Helia tertawa, meski palsu.

Helia tertawa, meski luka di hatinya lagi-lagi tidak menerima ramuan penyembuhan. Dan luka itu membesar, seolah menyenangkan melihat Helia tersiksa.

"Aku sangat suka ketika Bibi dan Ayah bersama-sama!" Anak kecil yang sangat identik dengan Allan itu membuat Helia tersentak.

"Benar, ya. Bibi juga suka ketika ayahmu ada di samping Bibi."

Alden tertawa kekanakan. "Aku dengar Bibi sangat baik dan bagus dalam pedang? Ayah juga memuji Bibi yang seperti ini! Bibi sangat keren. Ditambah, dalam sejarah ini, Bibi dan Ayah bekerja sama untuk revolusi? Bukankah itu sangat menakjubkan?"

Helia tertawa lagi, mencubit gemas hidung Alden. "Benar. Bibi sangat baik dalam pedang. Bahkan master pedang seperti Allan sendiri yang memuji Bibi."

"Bibi sangat keren! Apa aku bisa seperti Bibi, ya?"

"Alden, Sayang. Kenapa kamu ingin seperti Bibi, tidak seperti ayah atau ibumu?"

Alden tertawa canggung. "Ayah sangat hebat, tapi Ayah sangat dingin pada orang-orang. Terkadang itu membuatku takut. Dan Ibu terus mengomel, ah, membuatku pusing. Ibu juga menyeretku ke dalam pertemuan bangsawan di mana aku sangat-sangat tidak tertarik."

"Apa? Tidak mungkin. Kamu harus dekat dengan ayahmu sendiri. Dan Permaisuri hanya ingin yang terbaik untukmu, Alden. Permaisuri yang tahu itu. Beliau adalah ... ibumu."
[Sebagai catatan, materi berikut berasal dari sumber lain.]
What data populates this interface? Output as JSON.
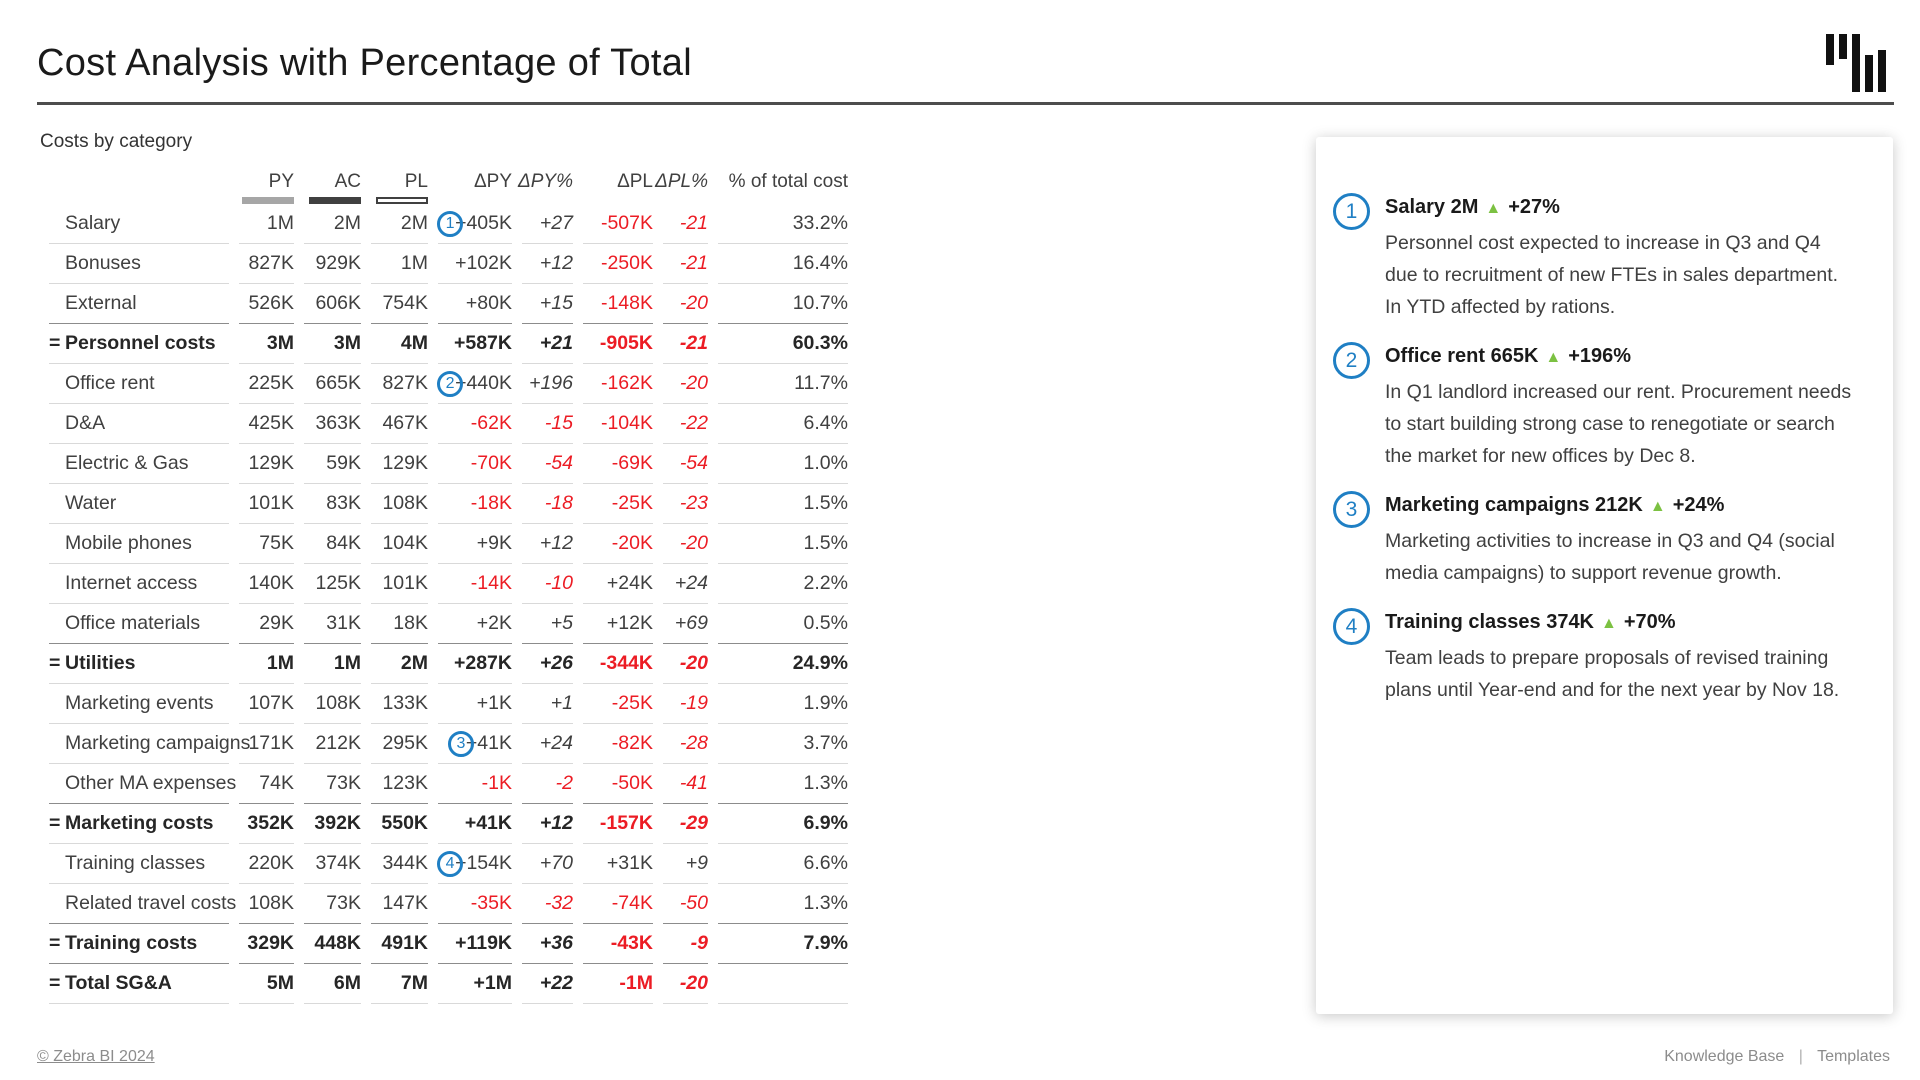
{
  "page_title": "Cost Analysis with Percentage of Total",
  "chart_data": {
    "type": "table",
    "title": "Costs by category",
    "columns": [
      "PY",
      "AC",
      "PL",
      "ΔPY",
      "ΔPY%",
      "ΔPL",
      "ΔPL%",
      "% of total cost"
    ],
    "legend_markers": {
      "PY": "solid-gray-bar",
      "AC": "solid-dark-bar",
      "PL": "outlined-white-bar"
    },
    "subtotal_prefix": "=",
    "rows": [
      {
        "label": "Salary",
        "subtotal": false,
        "badge": 1,
        "py": "1M",
        "ac": "2M",
        "pl": "2M",
        "dpy": "+405K",
        "dpy_pct": "+27",
        "dpl": "-507K",
        "dpl_pct": "-21",
        "pct_total": "33.2%"
      },
      {
        "label": "Bonuses",
        "subtotal": false,
        "badge": null,
        "py": "827K",
        "ac": "929K",
        "pl": "1M",
        "dpy": "+102K",
        "dpy_pct": "+12",
        "dpl": "-250K",
        "dpl_pct": "-21",
        "pct_total": "16.4%"
      },
      {
        "label": "External",
        "subtotal": false,
        "badge": null,
        "py": "526K",
        "ac": "606K",
        "pl": "754K",
        "dpy": "+80K",
        "dpy_pct": "+15",
        "dpl": "-148K",
        "dpl_pct": "-20",
        "pct_total": "10.7%"
      },
      {
        "label": "Personnel costs",
        "subtotal": true,
        "badge": null,
        "py": "3M",
        "ac": "3M",
        "pl": "4M",
        "dpy": "+587K",
        "dpy_pct": "+21",
        "dpl": "-905K",
        "dpl_pct": "-21",
        "pct_total": "60.3%"
      },
      {
        "label": "Office rent",
        "subtotal": false,
        "badge": 2,
        "py": "225K",
        "ac": "665K",
        "pl": "827K",
        "dpy": "+440K",
        "dpy_pct": "+196",
        "dpl": "-162K",
        "dpl_pct": "-20",
        "pct_total": "11.7%"
      },
      {
        "label": "D&A",
        "subtotal": false,
        "badge": null,
        "py": "425K",
        "ac": "363K",
        "pl": "467K",
        "dpy": "-62K",
        "dpy_pct": "-15",
        "dpl": "-104K",
        "dpl_pct": "-22",
        "pct_total": "6.4%"
      },
      {
        "label": "Electric & Gas",
        "subtotal": false,
        "badge": null,
        "py": "129K",
        "ac": "59K",
        "pl": "129K",
        "dpy": "-70K",
        "dpy_pct": "-54",
        "dpl": "-69K",
        "dpl_pct": "-54",
        "pct_total": "1.0%"
      },
      {
        "label": "Water",
        "subtotal": false,
        "badge": null,
        "py": "101K",
        "ac": "83K",
        "pl": "108K",
        "dpy": "-18K",
        "dpy_pct": "-18",
        "dpl": "-25K",
        "dpl_pct": "-23",
        "pct_total": "1.5%"
      },
      {
        "label": "Mobile phones",
        "subtotal": false,
        "badge": null,
        "py": "75K",
        "ac": "84K",
        "pl": "104K",
        "dpy": "+9K",
        "dpy_pct": "+12",
        "dpl": "-20K",
        "dpl_pct": "-20",
        "pct_total": "1.5%"
      },
      {
        "label": "Internet access",
        "subtotal": false,
        "badge": null,
        "py": "140K",
        "ac": "125K",
        "pl": "101K",
        "dpy": "-14K",
        "dpy_pct": "-10",
        "dpl": "+24K",
        "dpl_pct": "+24",
        "pct_total": "2.2%"
      },
      {
        "label": "Office materials",
        "subtotal": false,
        "badge": null,
        "py": "29K",
        "ac": "31K",
        "pl": "18K",
        "dpy": "+2K",
        "dpy_pct": "+5",
        "dpl": "+12K",
        "dpl_pct": "+69",
        "pct_total": "0.5%"
      },
      {
        "label": "Utilities",
        "subtotal": true,
        "badge": null,
        "py": "1M",
        "ac": "1M",
        "pl": "2M",
        "dpy": "+287K",
        "dpy_pct": "+26",
        "dpl": "-344K",
        "dpl_pct": "-20",
        "pct_total": "24.9%"
      },
      {
        "label": "Marketing events",
        "subtotal": false,
        "badge": null,
        "py": "107K",
        "ac": "108K",
        "pl": "133K",
        "dpy": "+1K",
        "dpy_pct": "+1",
        "dpl": "-25K",
        "dpl_pct": "-19",
        "pct_total": "1.9%"
      },
      {
        "label": "Marketing campaigns",
        "subtotal": false,
        "badge": 3,
        "py": "171K",
        "ac": "212K",
        "pl": "295K",
        "dpy": "+41K",
        "dpy_pct": "+24",
        "dpl": "-82K",
        "dpl_pct": "-28",
        "pct_total": "3.7%"
      },
      {
        "label": "Other MA expenses",
        "subtotal": false,
        "badge": null,
        "py": "74K",
        "ac": "73K",
        "pl": "123K",
        "dpy": "-1K",
        "dpy_pct": "-2",
        "dpl": "-50K",
        "dpl_pct": "-41",
        "pct_total": "1.3%"
      },
      {
        "label": "Marketing costs",
        "subtotal": true,
        "badge": null,
        "py": "352K",
        "ac": "392K",
        "pl": "550K",
        "dpy": "+41K",
        "dpy_pct": "+12",
        "dpl": "-157K",
        "dpl_pct": "-29",
        "pct_total": "6.9%"
      },
      {
        "label": "Training classes",
        "subtotal": false,
        "badge": 4,
        "py": "220K",
        "ac": "374K",
        "pl": "344K",
        "dpy": "+154K",
        "dpy_pct": "+70",
        "dpl": "+31K",
        "dpl_pct": "+9",
        "pct_total": "6.6%"
      },
      {
        "label": "Related travel costs",
        "subtotal": false,
        "badge": null,
        "py": "108K",
        "ac": "73K",
        "pl": "147K",
        "dpy": "-35K",
        "dpy_pct": "-32",
        "dpl": "-74K",
        "dpl_pct": "-50",
        "pct_total": "1.3%"
      },
      {
        "label": "Training costs",
        "subtotal": true,
        "badge": null,
        "py": "329K",
        "ac": "448K",
        "pl": "491K",
        "dpy": "+119K",
        "dpy_pct": "+36",
        "dpl": "-43K",
        "dpl_pct": "-9",
        "pct_total": "7.9%"
      },
      {
        "label": "Total SG&A",
        "subtotal": true,
        "badge": null,
        "py": "5M",
        "ac": "6M",
        "pl": "7M",
        "dpy": "+1M",
        "dpy_pct": "+22",
        "dpl": "-1M",
        "dpl_pct": "-20",
        "pct_total": ""
      }
    ]
  },
  "annotations": [
    {
      "num": "1",
      "label": "Salary",
      "value": "2M",
      "change": "+27%",
      "text": "Personnel cost expected to increase in Q3 and Q4 due to recruitment of new FTEs in sales department. In YTD affected by rations."
    },
    {
      "num": "2",
      "label": "Office rent",
      "value": "665K",
      "change": "+196%",
      "text": "In Q1 landlord increased our rent. Procurement needs to start building strong case to renegotiate or search the market for new offices by Dec 8."
    },
    {
      "num": "3",
      "label": "Marketing campaigns",
      "value": "212K",
      "change": "+24%",
      "text": "Marketing activities to increase in Q3 and Q4 (social media campaigns) to support revenue growth."
    },
    {
      "num": "4",
      "label": "Training classes",
      "value": "374K",
      "change": "+70%",
      "text": "Team leads to prepare proposals of revised training plans until Year-end and for the next year by Nov 18."
    }
  ],
  "footer": {
    "copyright": "© Zebra BI 2024",
    "links": [
      "Knowledge Base",
      "Templates"
    ],
    "separator": "|"
  },
  "colors": {
    "negative_red": "#ec1c24",
    "triangle_green": "#7cc142",
    "annotation_blue": "#1f7fc4",
    "py_marker": "#a6a6a6",
    "ac_marker": "#404040",
    "pl_marker_border": "#404040"
  },
  "triangle_glyph": "▲"
}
Helia menelan kepahitan dalam suaranya. Helia berpikiran bagaimana jika dia adalah Permaisuri sekarang, bukankah itu akan membuat Alden sebagai putranya?

Helia menggelengkan kepala atas bayangan bodoh itu.
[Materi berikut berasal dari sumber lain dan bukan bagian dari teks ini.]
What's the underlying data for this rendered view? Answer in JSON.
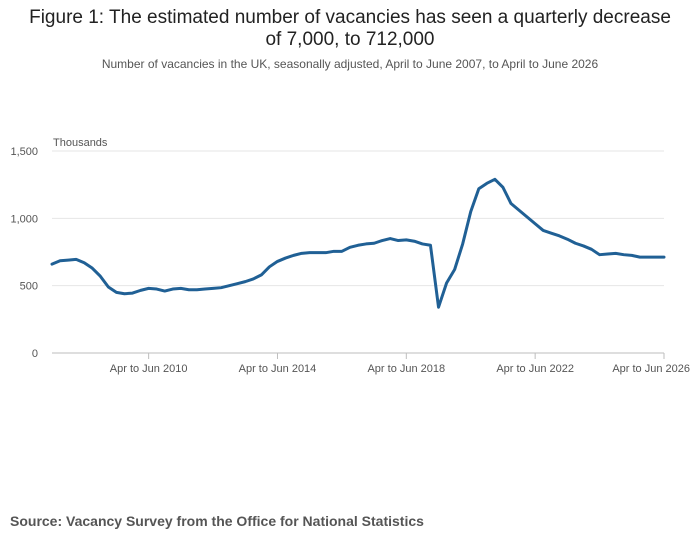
{
  "title": "Figure 1: The estimated number of vacancies has seen a quarterly decrease of 7,000, to 712,000",
  "subtitle": "Number of vacancies in the UK, seasonally adjusted, April to June 2007, to April to June 2026",
  "source": "Source: Vacancy Survey from the Office for National Statistics",
  "colors": {
    "line": "#206095",
    "grid": "#e6e6e6",
    "axis": "#bebebe",
    "text": "#555555"
  },
  "chart_data": {
    "type": "line",
    "title": "Figure 1: The estimated number of vacancies has seen a quarterly decrease of 7,000, to 712,000",
    "subtitle": "Number of vacancies in the UK, seasonally adjusted, April to June 2007, to April to June 2026",
    "xlabel": "",
    "ylabel": "Thousands",
    "ylim": [
      0,
      1500
    ],
    "yticks": [
      0,
      500,
      1000,
      1500
    ],
    "ytick_labels": [
      "0",
      "500",
      "1,000",
      "1,500"
    ],
    "xticks": [
      2010,
      2014,
      2018,
      2022,
      2026
    ],
    "xtick_labels": [
      "Apr to Jun 2010",
      "Apr to Jun 2014",
      "Apr to Jun 2018",
      "Apr to Jun 2022",
      "Apr to Jun 2026"
    ],
    "xlim": [
      2007,
      2026
    ],
    "grid": true,
    "legend": "none",
    "series": [
      {
        "x": [
          2007.0,
          2007.25,
          2007.5,
          2007.75,
          2008.0,
          2008.25,
          2008.5,
          2008.75,
          2009.0,
          2009.25,
          2009.5,
          2009.75,
          2010.0,
          2010.25,
          2010.5,
          2010.75,
          2011.0,
          2011.25,
          2011.5,
          2011.75,
          2012.0,
          2012.25,
          2012.5,
          2012.75,
          2013.0,
          2013.25,
          2013.5,
          2013.75,
          2014.0,
          2014.25,
          2014.5,
          2014.75,
          2015.0,
          2015.25,
          2015.5,
          2015.75,
          2016.0,
          2016.25,
          2016.5,
          2016.75,
          2017.0,
          2017.25,
          2017.5,
          2017.75,
          2018.0,
          2018.25,
          2018.5,
          2018.75,
          2019.0,
          2019.25,
          2019.5,
          2019.75,
          2020.0,
          2020.25,
          2020.5,
          2020.75,
          2021.0,
          2021.25,
          2021.5,
          2021.75,
          2022.0,
          2022.25,
          2022.5,
          2022.75,
          2023.0,
          2023.25,
          2023.5,
          2023.75,
          2024.0,
          2024.25,
          2024.5,
          2024.75,
          2025.0,
          2025.25,
          2025.5,
          2025.75,
          2026.0
        ],
        "values": [
          660,
          685,
          690,
          695,
          670,
          630,
          570,
          490,
          450,
          440,
          445,
          465,
          480,
          475,
          460,
          475,
          480,
          470,
          470,
          475,
          480,
          485,
          500,
          515,
          530,
          550,
          580,
          640,
          680,
          705,
          725,
          740,
          745,
          745,
          745,
          755,
          755,
          785,
          800,
          810,
          815,
          835,
          850,
          835,
          840,
          830,
          810,
          800,
          340,
          520,
          620,
          810,
          1050,
          1220,
          1260,
          1290,
          1230,
          1110,
          1060,
          1010,
          960,
          910,
          890,
          870,
          845,
          815,
          795,
          770,
          730,
          735,
          740,
          730,
          725,
          712,
          712,
          712,
          712
        ]
      }
    ]
  }
}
"Benar! Ayah dan Ibu adalah orangtuaku, tapi Bibi sangat baik. Kenapa Bibi tidak menjadi ibu keduaku saja?"

"Pertanyaan macam apa itu, Alden? Tidak boleh. Kamu harus menerima Permaisuri sebagai ibumu."

Alden menghela napas. "Baik, baik, Bibi. Tolong lanjutkan ceritanya."

Helia membelai rambut abu keperakan Alden sebelum lanjut membaca sejarah mengenai dirinya dan Allan.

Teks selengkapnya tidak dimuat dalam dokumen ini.